L’uno-due arrivato dal Meeting di Rimini ha decisamente molto a che fare con questo. Perché all’ammissione del ministro Giorgetti su una Manovra complicata, è seguita la messa in guardia del ministro delegato al Pnrr, Raffaele Fitto: In sede di revisione del Patto di stabilità, l’Italia rischia. Addirittura, è ricomparso lo spread. E la necessità di tenerlo a bada. D’altronde, i numeri parlano chiaro. Ora si capisce il perché dell’inserimento della tassa sugli extra-profitti delle banche all’ultimo minuto, senza preavviso e alla fine del Cdm pre-vacanziero. Si capisce il perché del mancato sblocco del fondi post-alluvione. Si capisce il perché della blindature delle extra-entrate garantite dalle accise sui carburanti. E si capisce anche l’annunciato blitz fiscale di settembre, quando fioccheranno circa 2 milioni di avvisi bonari. Ma in sede di Legge di stabilità, i numeri devono quadrare. Non fosse altro perché quel medesimo provvedimento va inviato in Europa per il vaglio.
Ora, manovra correttiva significa due cose: o tagli della spesa o aumento della tassazione. Tertium non datur. Anzi, un certo livello di terzietà esiste. Ma se raggiunto, il passo successivo sarebbe esiziale: sblocco pressoché immediato di almeno 15-20 miliardi dei 35 previsti dalla terza e quarta tranche del Pnrr. E, soprattutto, loro destinazione ad minchiam, passatemi la definizione. Con il beneplacito dell’Ue, al fine di evitare un effetto domino nell’Eurozona innescato dall’elefante italiano nella stanza. Anche perché il grafico parla chiaro: se il PMI tedesco reso noto oggi parla la lingua del disastro in tutte le sue componenti, ecco che quella dei servizi addirittura è precipitata in piena contrazione a 47.3. L’attesa degli analisti era per una lettura di 51.5. E piaccia o meno, l’interdipendenza dell’economia reale italiana da quella tedesca è forte. Macchinari e componentistica in testa.

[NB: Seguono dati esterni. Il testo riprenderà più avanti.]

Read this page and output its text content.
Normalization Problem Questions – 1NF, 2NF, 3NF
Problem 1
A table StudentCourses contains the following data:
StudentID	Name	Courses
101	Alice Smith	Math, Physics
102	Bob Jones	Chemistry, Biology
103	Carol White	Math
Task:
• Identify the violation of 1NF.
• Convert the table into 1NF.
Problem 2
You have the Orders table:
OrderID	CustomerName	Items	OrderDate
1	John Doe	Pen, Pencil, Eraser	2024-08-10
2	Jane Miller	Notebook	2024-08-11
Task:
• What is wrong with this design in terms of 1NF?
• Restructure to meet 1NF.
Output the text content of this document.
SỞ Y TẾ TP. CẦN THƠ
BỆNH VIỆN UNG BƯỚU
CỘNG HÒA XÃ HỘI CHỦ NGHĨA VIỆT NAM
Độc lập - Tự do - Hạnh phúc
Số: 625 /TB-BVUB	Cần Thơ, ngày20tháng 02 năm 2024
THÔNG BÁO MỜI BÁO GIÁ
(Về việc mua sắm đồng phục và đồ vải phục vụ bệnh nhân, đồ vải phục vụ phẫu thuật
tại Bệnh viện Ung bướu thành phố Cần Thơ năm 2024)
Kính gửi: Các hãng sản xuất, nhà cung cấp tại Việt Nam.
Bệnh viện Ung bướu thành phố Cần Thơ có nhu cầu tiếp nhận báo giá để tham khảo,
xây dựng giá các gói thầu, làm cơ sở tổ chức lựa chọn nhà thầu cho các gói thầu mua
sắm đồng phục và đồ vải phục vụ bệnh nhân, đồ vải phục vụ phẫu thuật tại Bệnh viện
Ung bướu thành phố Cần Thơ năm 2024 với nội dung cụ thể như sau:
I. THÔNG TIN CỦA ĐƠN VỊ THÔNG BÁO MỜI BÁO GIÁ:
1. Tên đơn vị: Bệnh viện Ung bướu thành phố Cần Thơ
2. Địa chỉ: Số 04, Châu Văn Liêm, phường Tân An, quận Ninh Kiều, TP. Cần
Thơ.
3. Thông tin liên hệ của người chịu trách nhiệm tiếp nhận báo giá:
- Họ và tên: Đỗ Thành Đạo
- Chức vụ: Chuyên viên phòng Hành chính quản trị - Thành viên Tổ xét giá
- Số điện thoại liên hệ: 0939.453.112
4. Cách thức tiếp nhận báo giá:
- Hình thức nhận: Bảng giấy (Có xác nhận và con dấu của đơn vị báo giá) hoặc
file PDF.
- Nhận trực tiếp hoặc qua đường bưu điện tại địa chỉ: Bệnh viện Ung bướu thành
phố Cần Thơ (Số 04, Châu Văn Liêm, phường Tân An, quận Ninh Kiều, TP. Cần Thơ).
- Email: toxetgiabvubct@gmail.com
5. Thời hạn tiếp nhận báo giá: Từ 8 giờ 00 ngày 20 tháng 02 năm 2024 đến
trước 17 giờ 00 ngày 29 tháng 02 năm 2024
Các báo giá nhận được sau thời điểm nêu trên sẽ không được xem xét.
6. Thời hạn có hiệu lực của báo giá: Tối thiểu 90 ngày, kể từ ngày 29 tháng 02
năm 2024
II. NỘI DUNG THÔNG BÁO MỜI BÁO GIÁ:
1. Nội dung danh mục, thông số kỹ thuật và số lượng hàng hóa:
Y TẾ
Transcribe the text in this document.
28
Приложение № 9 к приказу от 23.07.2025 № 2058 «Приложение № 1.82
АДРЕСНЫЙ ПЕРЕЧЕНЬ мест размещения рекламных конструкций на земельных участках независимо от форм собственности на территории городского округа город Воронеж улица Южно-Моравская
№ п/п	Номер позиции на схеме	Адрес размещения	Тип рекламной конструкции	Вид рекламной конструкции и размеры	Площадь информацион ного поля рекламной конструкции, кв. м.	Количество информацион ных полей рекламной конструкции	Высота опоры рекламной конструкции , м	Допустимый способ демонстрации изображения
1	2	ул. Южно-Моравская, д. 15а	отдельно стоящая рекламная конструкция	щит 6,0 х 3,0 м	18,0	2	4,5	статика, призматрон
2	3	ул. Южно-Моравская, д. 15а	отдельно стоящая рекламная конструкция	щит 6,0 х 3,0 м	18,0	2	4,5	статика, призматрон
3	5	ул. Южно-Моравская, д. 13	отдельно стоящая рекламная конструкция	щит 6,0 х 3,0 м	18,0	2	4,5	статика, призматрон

Storicamente, andamenti negativi della Germania si riflettono sul nostro Pil con un ritardo di tre mesi. Ovvero, in pieno periodo di discussione sulla Legge di stabilità. Per questo il ministro Fitto ha tolto dall’armadio degli spauracchi lo spread, agitandolo al Meeting di Rimini incurante dell’odoraccio di naftalina da 2011? Con la Bce che negli ultimi 16 mesi ha garantito l’assorbimento del 61% di emissioni di debito e la fantasia rispetto ai Btp indicizzati all’inflazione ormai esaurita, salvo offrire un etto di prosciutto cotto in omaggio ogni tot titoli, l’aria comincia a farsi pesante. L’autunno pare lontano. Ma non lo è. E l’informazione-megafono rischia di amplificarne i danni. Che vi assicuro, già di per sé da qui a qualche mese saranno enormi.
D’altronde, quando l’inquilino di palazzo Chigi sente la necessità di ribadire pubblicamente come la sua maggioranza governerà per 5 anni, solitamente non supera i 6 mesi.